By TOM GRAY
When they sit down to write the last chapter of their success stories the one about where their money goes when they're gone some of very rich seem to be taking a cue from Andrew Carnegie. The industrialist and champion of philanthropy didn't believe in burdening children with a big inheritance.
"I would as soon leave my son a curse as the almighty dollar," he once said.
Today, Warren Buffett has called inherited wealth "food stamps for the rich." Los Angeles entrepreneur Alfred E. Mann, who is giving $100 million each to the University of Southern California and UCLA, likewise said he wanted to make sure that too much money doesn't destroy the work ethic of his six children.
People with large or even middling estates have another powerful reason to leave money to charity the tax bite. Charitable donations, no matter how large, escape estate taxes. That's not the case with money left to heirs other than spouses.
Try to leave $3 million to your children, for instance, and the government will take almost a million of it. On $30 million, the tax bite rises to more than half nearly $15.8 million. Not only is money lost to the children, but those who have accumulated it will have no say in how it is spent.

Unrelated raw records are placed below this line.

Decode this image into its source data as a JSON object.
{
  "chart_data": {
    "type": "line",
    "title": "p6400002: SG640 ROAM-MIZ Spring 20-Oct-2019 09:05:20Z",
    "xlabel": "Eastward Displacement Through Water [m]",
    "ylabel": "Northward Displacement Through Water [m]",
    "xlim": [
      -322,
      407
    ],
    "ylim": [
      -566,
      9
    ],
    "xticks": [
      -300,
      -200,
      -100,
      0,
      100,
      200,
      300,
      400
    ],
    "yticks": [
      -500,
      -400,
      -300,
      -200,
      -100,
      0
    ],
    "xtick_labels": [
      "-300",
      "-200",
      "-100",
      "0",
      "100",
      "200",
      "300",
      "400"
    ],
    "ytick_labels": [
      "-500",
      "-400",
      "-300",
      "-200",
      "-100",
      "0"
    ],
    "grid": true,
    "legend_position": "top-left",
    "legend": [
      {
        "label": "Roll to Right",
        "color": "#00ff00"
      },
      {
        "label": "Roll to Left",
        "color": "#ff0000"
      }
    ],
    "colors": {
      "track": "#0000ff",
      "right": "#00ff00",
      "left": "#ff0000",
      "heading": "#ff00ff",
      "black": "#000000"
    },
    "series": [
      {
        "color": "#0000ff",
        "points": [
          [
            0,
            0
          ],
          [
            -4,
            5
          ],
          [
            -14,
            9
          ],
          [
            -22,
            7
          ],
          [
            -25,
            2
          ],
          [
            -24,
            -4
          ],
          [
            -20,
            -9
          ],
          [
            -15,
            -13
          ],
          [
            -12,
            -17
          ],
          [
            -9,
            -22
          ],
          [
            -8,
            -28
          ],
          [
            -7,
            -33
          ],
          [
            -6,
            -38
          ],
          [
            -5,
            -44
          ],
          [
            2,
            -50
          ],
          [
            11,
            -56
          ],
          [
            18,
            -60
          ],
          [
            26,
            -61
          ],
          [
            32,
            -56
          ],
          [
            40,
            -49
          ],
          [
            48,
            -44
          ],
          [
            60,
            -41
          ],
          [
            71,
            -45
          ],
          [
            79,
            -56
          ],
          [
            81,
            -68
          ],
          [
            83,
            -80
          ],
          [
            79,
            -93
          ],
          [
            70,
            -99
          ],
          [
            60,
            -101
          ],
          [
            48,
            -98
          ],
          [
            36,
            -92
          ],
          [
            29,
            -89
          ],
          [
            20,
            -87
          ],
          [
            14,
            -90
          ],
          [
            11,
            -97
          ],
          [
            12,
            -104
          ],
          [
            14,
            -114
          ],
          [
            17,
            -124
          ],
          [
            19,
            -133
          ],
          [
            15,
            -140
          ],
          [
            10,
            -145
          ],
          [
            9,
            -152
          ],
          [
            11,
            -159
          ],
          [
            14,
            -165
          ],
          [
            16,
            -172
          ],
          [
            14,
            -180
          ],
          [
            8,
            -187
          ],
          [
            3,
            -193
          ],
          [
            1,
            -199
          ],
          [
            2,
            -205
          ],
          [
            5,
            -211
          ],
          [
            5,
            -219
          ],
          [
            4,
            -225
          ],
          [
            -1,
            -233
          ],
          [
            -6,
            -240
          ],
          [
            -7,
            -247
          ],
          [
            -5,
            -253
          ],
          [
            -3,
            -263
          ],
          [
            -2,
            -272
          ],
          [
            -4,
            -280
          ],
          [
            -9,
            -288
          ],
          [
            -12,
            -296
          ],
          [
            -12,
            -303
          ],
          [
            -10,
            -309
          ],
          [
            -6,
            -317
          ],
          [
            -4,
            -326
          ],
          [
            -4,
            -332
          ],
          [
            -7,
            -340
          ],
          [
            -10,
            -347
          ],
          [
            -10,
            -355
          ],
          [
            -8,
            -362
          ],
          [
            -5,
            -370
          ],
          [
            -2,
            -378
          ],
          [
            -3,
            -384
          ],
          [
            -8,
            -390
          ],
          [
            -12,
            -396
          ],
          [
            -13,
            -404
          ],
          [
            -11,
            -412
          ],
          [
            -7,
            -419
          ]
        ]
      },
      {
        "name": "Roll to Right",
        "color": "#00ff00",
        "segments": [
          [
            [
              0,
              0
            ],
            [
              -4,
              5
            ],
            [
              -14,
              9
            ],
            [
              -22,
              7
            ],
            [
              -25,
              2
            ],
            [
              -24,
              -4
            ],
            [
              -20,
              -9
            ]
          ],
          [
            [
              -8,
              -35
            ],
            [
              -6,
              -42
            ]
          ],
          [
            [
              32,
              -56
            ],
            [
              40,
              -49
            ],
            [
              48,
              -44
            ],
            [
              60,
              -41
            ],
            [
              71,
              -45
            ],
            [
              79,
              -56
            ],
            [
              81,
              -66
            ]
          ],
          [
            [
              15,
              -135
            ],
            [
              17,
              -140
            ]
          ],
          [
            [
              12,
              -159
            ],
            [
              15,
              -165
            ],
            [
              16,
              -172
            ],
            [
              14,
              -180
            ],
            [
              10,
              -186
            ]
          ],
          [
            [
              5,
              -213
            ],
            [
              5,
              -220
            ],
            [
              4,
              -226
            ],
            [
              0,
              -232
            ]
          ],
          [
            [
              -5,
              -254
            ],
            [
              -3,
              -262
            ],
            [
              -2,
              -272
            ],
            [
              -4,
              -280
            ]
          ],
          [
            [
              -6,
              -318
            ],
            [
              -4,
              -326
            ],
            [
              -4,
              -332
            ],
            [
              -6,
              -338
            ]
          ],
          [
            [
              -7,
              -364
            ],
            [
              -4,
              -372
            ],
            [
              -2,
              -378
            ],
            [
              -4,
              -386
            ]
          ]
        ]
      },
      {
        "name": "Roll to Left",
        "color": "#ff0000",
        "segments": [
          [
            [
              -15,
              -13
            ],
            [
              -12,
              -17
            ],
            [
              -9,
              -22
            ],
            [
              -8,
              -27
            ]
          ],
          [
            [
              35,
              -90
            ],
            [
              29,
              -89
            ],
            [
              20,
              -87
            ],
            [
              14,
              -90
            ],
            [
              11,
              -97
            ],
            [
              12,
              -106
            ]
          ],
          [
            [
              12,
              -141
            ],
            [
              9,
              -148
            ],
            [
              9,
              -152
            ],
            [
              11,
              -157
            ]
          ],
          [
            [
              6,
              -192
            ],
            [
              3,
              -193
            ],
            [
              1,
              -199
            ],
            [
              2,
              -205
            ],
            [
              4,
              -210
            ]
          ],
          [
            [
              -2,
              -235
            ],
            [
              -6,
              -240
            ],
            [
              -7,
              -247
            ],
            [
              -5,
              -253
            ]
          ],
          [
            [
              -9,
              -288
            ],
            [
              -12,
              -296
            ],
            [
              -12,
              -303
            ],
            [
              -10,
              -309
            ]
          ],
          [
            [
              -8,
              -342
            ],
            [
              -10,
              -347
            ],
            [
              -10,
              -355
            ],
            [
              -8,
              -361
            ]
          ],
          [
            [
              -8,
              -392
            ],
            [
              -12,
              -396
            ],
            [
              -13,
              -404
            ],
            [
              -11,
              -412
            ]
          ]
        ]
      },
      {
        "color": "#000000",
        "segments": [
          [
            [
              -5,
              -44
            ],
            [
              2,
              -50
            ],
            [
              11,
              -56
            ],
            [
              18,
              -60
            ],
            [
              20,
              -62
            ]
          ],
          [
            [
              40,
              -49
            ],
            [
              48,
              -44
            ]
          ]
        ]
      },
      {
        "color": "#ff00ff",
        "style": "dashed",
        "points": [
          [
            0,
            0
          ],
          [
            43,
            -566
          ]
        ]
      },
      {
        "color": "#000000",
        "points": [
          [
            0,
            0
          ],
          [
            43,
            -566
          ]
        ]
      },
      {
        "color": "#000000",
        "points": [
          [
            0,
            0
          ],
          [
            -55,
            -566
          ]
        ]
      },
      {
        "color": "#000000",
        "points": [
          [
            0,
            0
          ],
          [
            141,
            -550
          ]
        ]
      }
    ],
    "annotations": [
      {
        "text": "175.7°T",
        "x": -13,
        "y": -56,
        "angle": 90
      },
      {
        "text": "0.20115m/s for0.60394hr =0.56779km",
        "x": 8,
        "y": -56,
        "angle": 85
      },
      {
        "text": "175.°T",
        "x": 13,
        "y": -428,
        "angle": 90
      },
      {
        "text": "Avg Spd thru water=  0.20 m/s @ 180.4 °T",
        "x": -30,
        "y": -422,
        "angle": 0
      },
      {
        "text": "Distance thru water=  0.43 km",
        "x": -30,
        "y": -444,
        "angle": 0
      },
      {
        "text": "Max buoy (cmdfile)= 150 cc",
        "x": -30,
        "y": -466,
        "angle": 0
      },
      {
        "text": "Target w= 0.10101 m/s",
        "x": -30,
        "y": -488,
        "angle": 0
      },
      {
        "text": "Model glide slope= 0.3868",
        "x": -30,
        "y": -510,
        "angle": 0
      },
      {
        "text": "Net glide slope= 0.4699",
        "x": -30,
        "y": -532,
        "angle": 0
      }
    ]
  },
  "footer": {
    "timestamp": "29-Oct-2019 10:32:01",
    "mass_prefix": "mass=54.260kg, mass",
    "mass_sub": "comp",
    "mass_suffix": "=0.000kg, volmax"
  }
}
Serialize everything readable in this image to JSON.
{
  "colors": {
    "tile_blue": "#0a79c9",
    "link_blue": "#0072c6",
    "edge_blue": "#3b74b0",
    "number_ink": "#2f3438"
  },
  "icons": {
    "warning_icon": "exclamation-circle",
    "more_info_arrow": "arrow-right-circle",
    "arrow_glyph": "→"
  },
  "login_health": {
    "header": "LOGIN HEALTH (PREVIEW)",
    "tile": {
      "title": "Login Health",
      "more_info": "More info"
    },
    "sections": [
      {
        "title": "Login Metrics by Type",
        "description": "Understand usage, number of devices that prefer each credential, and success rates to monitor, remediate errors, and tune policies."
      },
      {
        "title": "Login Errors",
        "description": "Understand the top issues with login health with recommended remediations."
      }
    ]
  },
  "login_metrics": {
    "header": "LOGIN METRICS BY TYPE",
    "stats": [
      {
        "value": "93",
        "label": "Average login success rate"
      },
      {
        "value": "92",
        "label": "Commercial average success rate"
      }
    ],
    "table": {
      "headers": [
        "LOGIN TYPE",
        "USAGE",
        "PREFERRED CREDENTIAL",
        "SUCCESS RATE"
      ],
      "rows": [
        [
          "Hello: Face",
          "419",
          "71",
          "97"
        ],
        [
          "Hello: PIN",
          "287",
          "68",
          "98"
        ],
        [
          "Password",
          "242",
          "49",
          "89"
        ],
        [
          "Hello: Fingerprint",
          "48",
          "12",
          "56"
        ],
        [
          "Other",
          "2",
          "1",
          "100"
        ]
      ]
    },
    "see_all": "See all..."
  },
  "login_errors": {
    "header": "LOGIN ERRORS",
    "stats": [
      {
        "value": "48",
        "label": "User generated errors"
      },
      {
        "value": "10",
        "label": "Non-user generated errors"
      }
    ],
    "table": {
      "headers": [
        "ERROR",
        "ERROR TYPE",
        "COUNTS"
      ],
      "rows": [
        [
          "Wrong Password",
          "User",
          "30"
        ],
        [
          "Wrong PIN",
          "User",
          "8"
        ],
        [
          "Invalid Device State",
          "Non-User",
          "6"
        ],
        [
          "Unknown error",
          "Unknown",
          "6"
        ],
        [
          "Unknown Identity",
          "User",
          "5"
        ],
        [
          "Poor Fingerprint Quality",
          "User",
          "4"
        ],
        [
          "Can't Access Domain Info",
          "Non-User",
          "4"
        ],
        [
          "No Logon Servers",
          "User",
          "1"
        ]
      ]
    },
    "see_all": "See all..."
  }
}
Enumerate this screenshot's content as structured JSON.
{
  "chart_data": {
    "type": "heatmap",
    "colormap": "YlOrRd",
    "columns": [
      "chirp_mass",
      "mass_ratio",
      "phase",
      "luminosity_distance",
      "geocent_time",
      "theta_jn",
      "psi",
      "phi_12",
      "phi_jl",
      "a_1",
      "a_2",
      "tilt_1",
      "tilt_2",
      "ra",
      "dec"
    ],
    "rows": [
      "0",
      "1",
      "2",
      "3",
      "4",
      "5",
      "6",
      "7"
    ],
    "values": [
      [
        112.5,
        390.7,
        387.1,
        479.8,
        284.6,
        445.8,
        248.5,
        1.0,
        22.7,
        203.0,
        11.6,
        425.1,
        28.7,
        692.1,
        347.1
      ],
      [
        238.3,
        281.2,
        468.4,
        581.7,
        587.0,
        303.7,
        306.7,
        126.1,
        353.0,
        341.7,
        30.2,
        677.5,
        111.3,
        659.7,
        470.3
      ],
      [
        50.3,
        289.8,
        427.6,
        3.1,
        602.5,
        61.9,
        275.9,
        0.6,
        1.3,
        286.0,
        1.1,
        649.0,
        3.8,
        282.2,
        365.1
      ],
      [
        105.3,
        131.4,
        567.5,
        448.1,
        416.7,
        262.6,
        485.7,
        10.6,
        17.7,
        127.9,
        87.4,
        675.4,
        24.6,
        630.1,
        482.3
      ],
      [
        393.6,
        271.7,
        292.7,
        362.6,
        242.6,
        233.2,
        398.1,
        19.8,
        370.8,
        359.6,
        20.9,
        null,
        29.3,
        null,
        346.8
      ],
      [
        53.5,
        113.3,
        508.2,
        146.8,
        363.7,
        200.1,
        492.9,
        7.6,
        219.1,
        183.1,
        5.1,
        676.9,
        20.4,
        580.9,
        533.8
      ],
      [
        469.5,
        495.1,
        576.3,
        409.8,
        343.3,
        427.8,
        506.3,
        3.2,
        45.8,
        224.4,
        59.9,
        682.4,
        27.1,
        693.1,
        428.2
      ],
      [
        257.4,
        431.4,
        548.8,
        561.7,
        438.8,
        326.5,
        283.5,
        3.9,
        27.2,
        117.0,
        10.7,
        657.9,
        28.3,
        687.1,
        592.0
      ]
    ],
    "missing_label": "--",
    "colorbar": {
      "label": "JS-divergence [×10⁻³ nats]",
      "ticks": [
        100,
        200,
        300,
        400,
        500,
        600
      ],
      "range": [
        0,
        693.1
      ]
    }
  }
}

Add to this the wealth built up in recent years from the stock market and real estate. Throw in the appetite of non-profit groups for more money. The result is a trend toward more estate-planning philanthropy.
"From my own experience it's anecdotal," said Fred Marcus, a Los Angeles attorney who specializes in estate and charitable planning. "But I think it's absolutely happening."
Marcus says his clients "want to do something for the kids but once the kids and the spouse are taken care of, they would rather support the things they think are important rather than send (their money) to the Internal Revenue Service."
For an estate over $10 million, he said, it's not unusual for 60 percent to go to the family and 40 percent to go to charity or to a family-run foundation. "I've seen people with $50 million estates," he added, "who say $2 million is enough for the children and the rest will go to charity."
Scott C. Fithian, a Boston-based financial adviser who helps families craft charitable-giving plans, has seen the same pattern. This is not necessarily because parents want their kids to have less, he says, though "a lot more thought is going into what might be an appropriate amount to leave to individual heirs." He said parents don't want their money to be "a disincentive for children to achieve in their own right."
As with other aspects of charitable giving, statistics are sketchy on gifts from estates. But a report released last month estimates that bequests rose 10 percent in 1997 a faster rise than overall giving, which the report gauged at $143.6 billion, up 7.5 percent over 1996.
The total for bequests does not count the money that people give away while they're still alive. And willed giving is not the only form of posthumous philanthropy. Donors also can set up charitable trusts, which provide some money to support heirs and family foundations.
A foundation, in particular, offers the best of both worlds to donors. They can keep their money in the family (though for purposes of charity, not consumption) rather than giving it to the IRS, and they can direct how it's spent as long as their children share their vision.
Cheryl Zoller, a Los Angeles-based manager of family foundations, says people are often drawn into philanthropy late in life because of tax concerns but end up getting hooked on the charitable work itself. They then set up a foundation.
Among other things, Zoller helps them (and their children) get focused by drafting a mission statement: "The idea is for them to lay the groundwork and have their children and grandchildren continue the work they've started."
As for the children, they're increasingly being enlisted as partners in this work inheriting a mission as well as some (and maybe not all that much) money.